GLOBAL - State Street Global Advisors (SSgA) has launched a new strategic asset allocation product for defined benefit plans.
The product called dynamic risk allocation model (DRAM) will provide an “investment roadmap” to help manage liabilties and market risk.
The fund manager said that this approach sets a strategic allocation policy that determines the response of a defined benefit plan’s asset mix to changes in the market environment.
“DRAM means replacing a static strategic benchmark with a dynamic strategic policy which states in advance what a fund’s risk appetite will be, given various combinations of wealth (funding ratio) and opportunity (risk premia),” the company said in a press statement.
This model allows plan sponsors to directly manage assets relative to projected liabilities, and permits the fund’s asset allocation to shift in response to changes in value and in risk premia, SSgA said.
Tony Foley, managing director of SSgAs’ advanced research centre said: “Our new solution offers pension funds a better strategy with which to manage projected liabilities and market risk.

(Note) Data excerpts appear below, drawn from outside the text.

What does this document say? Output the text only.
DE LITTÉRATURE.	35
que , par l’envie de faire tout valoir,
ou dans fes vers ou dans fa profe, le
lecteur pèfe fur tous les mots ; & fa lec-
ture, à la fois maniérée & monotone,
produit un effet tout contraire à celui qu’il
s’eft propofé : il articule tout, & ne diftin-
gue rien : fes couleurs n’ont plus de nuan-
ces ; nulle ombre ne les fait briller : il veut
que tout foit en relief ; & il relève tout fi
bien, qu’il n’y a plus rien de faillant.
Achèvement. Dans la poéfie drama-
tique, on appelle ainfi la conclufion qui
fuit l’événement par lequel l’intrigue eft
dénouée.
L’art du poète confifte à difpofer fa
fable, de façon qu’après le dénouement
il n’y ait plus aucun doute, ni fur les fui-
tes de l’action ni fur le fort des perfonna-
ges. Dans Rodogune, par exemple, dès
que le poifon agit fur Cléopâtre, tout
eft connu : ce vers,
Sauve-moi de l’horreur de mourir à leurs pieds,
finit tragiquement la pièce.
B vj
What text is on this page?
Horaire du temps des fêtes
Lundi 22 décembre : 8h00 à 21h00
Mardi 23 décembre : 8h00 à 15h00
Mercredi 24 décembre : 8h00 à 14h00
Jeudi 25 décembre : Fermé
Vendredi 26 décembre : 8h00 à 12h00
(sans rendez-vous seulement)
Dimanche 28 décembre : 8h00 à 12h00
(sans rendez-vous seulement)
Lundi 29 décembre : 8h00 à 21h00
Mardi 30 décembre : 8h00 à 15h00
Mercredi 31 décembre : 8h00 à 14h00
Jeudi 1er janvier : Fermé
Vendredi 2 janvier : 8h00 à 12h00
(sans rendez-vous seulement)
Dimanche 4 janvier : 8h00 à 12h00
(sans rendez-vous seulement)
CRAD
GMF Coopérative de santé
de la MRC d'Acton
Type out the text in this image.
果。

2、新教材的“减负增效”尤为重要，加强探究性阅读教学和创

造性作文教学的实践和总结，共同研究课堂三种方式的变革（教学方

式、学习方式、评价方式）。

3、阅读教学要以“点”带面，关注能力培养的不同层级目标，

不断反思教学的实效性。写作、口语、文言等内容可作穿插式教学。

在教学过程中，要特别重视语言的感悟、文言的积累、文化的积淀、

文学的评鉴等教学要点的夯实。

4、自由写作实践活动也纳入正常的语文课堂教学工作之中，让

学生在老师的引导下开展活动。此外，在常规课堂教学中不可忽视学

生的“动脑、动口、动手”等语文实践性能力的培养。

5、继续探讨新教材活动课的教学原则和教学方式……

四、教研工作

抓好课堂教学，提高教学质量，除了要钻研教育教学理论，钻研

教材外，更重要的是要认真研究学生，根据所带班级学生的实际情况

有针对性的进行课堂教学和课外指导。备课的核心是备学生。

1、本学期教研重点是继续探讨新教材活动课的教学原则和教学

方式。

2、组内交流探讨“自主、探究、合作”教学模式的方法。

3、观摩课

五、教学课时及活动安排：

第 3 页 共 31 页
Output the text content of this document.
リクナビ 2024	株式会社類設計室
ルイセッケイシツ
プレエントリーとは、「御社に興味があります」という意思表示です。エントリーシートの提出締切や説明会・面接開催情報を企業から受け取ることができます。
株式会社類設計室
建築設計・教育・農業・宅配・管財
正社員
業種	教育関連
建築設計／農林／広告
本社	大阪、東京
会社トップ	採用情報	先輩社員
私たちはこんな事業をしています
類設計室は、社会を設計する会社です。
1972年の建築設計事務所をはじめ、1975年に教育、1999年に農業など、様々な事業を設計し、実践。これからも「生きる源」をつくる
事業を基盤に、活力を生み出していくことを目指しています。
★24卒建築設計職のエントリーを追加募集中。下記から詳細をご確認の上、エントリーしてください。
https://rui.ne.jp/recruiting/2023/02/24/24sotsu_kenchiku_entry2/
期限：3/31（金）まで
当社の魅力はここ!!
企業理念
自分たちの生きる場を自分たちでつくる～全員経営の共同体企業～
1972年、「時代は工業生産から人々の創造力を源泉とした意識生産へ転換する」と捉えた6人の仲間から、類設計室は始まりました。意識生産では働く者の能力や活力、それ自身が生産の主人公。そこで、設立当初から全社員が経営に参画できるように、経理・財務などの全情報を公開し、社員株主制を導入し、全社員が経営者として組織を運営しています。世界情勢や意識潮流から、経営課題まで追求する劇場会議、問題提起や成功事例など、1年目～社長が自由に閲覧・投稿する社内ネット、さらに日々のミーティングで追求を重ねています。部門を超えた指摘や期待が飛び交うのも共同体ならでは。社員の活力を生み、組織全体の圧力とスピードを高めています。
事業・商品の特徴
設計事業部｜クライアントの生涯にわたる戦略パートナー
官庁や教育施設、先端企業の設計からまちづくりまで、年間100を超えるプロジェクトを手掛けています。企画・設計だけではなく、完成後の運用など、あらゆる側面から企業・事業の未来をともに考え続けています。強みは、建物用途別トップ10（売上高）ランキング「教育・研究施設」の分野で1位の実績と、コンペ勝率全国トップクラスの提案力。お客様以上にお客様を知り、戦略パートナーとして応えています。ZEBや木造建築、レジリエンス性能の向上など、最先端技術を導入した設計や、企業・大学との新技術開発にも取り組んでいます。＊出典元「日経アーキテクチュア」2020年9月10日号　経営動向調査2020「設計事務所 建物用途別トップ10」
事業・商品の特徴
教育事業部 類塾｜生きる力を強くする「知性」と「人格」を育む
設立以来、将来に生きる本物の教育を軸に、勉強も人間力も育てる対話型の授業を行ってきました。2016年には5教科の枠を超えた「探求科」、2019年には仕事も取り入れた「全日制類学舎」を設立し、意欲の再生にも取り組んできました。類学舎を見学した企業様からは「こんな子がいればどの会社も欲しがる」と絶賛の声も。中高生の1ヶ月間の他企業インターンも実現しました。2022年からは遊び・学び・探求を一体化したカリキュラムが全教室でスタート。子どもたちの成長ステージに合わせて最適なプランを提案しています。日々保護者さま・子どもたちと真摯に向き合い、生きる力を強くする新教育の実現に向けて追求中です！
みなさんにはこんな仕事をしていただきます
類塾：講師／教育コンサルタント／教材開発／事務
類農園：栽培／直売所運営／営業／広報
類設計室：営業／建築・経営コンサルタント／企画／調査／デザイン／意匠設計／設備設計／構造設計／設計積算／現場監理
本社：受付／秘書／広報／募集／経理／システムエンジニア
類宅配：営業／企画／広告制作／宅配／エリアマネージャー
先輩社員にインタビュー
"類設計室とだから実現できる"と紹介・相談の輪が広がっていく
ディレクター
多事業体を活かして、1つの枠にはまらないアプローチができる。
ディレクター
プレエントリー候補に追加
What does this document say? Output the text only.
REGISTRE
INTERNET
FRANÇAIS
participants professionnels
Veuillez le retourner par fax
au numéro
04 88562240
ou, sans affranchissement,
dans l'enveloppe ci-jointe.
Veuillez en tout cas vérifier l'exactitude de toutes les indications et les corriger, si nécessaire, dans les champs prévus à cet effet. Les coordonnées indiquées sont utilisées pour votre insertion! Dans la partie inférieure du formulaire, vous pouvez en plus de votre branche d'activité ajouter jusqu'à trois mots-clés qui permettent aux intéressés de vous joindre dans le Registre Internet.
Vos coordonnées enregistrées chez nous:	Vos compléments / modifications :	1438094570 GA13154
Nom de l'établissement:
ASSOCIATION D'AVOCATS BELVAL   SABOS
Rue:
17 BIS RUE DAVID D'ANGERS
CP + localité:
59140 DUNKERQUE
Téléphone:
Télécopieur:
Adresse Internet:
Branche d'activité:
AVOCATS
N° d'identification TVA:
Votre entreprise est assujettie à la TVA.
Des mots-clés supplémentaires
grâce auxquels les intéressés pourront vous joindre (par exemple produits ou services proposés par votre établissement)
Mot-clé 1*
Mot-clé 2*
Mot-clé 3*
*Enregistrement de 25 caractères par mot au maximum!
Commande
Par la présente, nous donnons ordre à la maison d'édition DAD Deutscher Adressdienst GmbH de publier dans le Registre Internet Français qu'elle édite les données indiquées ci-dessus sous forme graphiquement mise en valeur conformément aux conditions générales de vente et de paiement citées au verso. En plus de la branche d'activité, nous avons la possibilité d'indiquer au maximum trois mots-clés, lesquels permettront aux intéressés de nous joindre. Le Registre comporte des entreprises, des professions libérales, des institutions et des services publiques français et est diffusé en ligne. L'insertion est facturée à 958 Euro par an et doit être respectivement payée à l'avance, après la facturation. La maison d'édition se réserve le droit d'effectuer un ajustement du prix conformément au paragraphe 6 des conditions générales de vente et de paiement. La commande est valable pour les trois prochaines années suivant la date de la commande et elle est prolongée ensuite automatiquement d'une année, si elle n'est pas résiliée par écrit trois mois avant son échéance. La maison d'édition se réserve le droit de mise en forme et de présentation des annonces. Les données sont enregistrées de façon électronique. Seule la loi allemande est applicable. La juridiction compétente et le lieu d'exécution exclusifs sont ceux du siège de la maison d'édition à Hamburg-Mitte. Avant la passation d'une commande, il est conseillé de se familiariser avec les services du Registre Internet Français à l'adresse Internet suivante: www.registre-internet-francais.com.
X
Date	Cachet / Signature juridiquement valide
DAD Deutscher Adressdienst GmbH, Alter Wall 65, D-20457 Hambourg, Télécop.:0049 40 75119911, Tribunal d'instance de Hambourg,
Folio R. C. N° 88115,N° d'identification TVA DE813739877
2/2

“With DRAM, a plan sponsor will essentially have an investment roadmap that establishes in advance how the strategic allocation should vary with changes in expected returns, wealth levels and degree of risk aversion in order to best meet the objectives of the fund.”
The new “turnkey” service will be offered as an overlay to an existing investment strategy, and builds from the client’s liability profile. SSgA will work with the pension plan and its consultant to determine a dynamic risk budget which will define a client’s tolerance for market risk as wealth and risk premia change.